Proyecto Nuestra Voz #1

APFS lleva a cabo la campaña "¡Familia Unida!" desde septiembre de este año para que las familias extranjeras indocumentadas puedan vivir juntas en Japón. Como parte de esta iniciativa, hemos iniciado el "Proyecto para Compartir Nuestras Voces". En este caso, "nosotros" se refiere a los propios residentes extranjeros indocumentados. Dado que al público en general le resulta difícil escuchar sus voces, queremos que comprendan su situación y cómo se sienten.

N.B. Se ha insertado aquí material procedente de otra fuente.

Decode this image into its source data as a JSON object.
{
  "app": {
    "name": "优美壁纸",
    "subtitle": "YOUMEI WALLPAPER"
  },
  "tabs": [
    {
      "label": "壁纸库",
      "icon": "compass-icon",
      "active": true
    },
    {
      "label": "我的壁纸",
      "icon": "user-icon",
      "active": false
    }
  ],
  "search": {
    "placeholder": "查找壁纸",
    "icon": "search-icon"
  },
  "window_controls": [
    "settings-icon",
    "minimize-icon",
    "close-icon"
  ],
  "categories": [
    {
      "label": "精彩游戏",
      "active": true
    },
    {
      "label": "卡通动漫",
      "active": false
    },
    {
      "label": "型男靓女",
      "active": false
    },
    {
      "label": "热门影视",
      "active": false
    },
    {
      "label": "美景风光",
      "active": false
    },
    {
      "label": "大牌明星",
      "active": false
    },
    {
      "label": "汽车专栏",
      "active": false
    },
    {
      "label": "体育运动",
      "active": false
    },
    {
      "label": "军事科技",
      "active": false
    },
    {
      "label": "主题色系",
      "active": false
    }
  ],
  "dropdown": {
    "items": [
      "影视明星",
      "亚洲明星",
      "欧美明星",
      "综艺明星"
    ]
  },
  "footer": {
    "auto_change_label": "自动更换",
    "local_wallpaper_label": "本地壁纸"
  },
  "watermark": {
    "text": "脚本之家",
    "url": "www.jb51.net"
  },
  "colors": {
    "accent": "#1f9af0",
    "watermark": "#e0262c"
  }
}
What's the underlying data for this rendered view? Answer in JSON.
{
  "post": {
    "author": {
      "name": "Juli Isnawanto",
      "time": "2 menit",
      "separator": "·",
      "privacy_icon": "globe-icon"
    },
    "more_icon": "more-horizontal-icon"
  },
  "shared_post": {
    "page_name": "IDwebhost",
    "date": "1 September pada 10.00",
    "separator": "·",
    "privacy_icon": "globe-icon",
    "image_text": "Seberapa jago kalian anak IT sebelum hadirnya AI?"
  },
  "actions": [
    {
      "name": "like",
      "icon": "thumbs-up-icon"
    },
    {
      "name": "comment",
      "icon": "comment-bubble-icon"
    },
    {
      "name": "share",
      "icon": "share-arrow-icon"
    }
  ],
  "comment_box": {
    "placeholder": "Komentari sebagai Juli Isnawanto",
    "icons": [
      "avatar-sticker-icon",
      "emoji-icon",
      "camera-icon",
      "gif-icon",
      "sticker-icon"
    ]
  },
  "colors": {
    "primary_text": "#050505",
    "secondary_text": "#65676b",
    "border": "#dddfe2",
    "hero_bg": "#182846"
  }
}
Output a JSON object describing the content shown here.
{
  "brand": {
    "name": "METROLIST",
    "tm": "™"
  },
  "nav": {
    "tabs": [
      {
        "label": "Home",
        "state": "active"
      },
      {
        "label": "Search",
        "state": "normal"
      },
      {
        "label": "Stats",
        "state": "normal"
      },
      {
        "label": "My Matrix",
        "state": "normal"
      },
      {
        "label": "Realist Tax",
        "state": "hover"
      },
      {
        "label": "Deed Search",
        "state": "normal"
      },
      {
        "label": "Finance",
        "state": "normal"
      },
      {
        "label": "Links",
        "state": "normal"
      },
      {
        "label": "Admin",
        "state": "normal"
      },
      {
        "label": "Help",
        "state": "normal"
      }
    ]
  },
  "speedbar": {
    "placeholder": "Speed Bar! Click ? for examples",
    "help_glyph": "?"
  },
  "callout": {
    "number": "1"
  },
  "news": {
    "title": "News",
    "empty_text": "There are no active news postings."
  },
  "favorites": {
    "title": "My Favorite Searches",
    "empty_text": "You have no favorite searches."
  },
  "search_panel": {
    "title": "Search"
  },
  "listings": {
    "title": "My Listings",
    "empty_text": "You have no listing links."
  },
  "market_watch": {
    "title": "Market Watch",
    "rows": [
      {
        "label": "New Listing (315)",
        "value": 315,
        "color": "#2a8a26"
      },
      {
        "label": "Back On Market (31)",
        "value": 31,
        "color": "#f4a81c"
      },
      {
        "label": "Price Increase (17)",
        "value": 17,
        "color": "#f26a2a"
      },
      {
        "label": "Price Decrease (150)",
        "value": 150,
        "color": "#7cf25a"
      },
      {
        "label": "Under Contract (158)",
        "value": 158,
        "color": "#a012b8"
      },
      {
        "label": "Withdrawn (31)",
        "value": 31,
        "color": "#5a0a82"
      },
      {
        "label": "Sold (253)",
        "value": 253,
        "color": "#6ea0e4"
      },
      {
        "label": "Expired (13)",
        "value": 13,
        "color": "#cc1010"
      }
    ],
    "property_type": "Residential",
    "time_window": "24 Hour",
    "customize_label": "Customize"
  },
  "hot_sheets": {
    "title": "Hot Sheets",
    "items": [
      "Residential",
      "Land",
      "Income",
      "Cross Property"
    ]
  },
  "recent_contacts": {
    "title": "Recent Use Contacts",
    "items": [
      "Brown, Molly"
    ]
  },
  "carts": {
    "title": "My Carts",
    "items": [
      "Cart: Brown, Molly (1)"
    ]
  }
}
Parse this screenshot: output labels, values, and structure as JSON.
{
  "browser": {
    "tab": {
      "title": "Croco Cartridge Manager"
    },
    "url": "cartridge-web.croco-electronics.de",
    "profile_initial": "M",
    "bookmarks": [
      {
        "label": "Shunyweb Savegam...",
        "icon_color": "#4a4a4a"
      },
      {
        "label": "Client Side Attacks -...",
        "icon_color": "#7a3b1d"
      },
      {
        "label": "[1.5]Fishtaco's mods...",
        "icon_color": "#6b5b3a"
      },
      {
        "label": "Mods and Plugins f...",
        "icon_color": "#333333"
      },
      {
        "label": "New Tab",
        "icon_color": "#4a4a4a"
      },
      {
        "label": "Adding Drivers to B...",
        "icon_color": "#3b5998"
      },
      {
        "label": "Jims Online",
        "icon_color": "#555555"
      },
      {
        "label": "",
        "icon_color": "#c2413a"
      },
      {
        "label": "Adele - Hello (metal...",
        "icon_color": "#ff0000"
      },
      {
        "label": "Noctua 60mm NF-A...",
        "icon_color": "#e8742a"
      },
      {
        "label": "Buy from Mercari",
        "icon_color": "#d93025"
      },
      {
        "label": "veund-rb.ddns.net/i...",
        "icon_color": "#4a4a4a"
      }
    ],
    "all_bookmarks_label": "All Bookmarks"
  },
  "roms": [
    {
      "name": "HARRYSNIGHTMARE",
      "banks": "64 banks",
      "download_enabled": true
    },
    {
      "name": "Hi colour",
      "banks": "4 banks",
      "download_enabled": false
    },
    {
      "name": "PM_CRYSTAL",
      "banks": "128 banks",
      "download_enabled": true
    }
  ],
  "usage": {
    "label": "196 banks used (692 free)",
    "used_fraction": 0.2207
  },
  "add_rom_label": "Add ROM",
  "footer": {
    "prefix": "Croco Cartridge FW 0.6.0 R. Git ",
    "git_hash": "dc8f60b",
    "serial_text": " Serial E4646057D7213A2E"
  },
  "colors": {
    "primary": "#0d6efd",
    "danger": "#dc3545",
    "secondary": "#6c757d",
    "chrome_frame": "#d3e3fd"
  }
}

El primer hijo es un niño peruano (actualmente estudiante universitario) que nació y creció en Japón. Ninguno de los miembros de la familia tenía residencia, pero el niño y la madre la obtuvieron posteriormente, mientras que el padre estuvo detenido por las autoridades migratorias durante siete años y obtuvo la residencia esta primavera, lo que permitió que toda la familia permaneciera en Japón. APFS ha estado luchando junto a la familia durante esos siete años. Le pedimos al niño que escribiera sobre cómo se sentía viviendo en este tipo de familia.

"Mis sentimientos"
Mi nacionalidad es la República del Perú. Nací en Japón y recibí la misma educación que mis compañeros de clase aquí. Mis padres vinieron a Japón hace más de 20 años en busca de trabajo. Se quedaron en Japón después del vencimiento de sus visas porque querían ganar dinero para mantener a su familia en Perú.
En 2008, mi madre fue detenida por agentes de inmigración por exceder su visa mientras trabajaba. Yo estaba en la escuela primaria en ese momento, y al llegar a casa, pregunté a mis familiares al respecto. Mi madre recibió un permiso especial para regresar a casa porque yo era menor de edad. Todavía recuerdo cómo la sacaron del auto y le ataron los brazos con una cuerda. No había matado a nadie, pero la trataron como a una criminal y fue muy doloroso. Mi madre y yo amábamos Japón y teníamos un fuerte deseo de quedarnos aquí, así que luchamos duro para poder quedarnos. Nos dijeron muchas veces que volviéramos a casa, pero nunca nos dimos por vencidos y seguimos intentándolo hasta el final. Dos años después, mi madre y yo pudimos obtener visas para quedarnos en Japón. Para mí, fueron dos años muy largos y dolorosos. Sin embargo, en 2010, mi padre fue detenido por agentes de inmigración. Lo internaron en un centro de detención de inmigrantes porque yo estaba con mi madre. Se ordenó su deportación desde el momento en que lo detuvieron. Sin embargo, mi padre quería quedarse en Japón por mi futuro y les contó a los funcionarios de inmigración su desesperado deseo de quedarse. Aunque escapó de la deportación, mi padre estuvo un año en un centro de detención. Mi madre y yo lo visitábamos con frecuencia. Mi padre adelgazaba cada día y sonreía cada vez menos. Era muy doloroso estar frente a mí sin poder abrazarlo ni tocarlo. Posteriormente, a mi padre le concedieron la libertad provisional y pudo vivir con su familia, pero no podía trabajar y mi madre trabajaba hasta altas horas de la noche todos los días. Mi padre se sentía patético por estar en un entorno donde no podía trabajar, y se volvió estresante para él.
Mi padre pudo obtener una visa esta primavera. Me alegra mucho que los tres hayamos luchado juntos y no nos hayamos rendido. Me dolía mucho preguntarme por qué nos tenían que tratar así cuando lo único que queríamos era trabajar y estudiar en Japón. Todavía hay mucha gente en Japón que trabaja duro para mantener a sus familias, pero no todos lo saben. Todavía hay gente que ama Japón y quiere vivir aquí, aunque les digan cosas terribles y sea difícil. Quiero ser un apoyo para esas personas.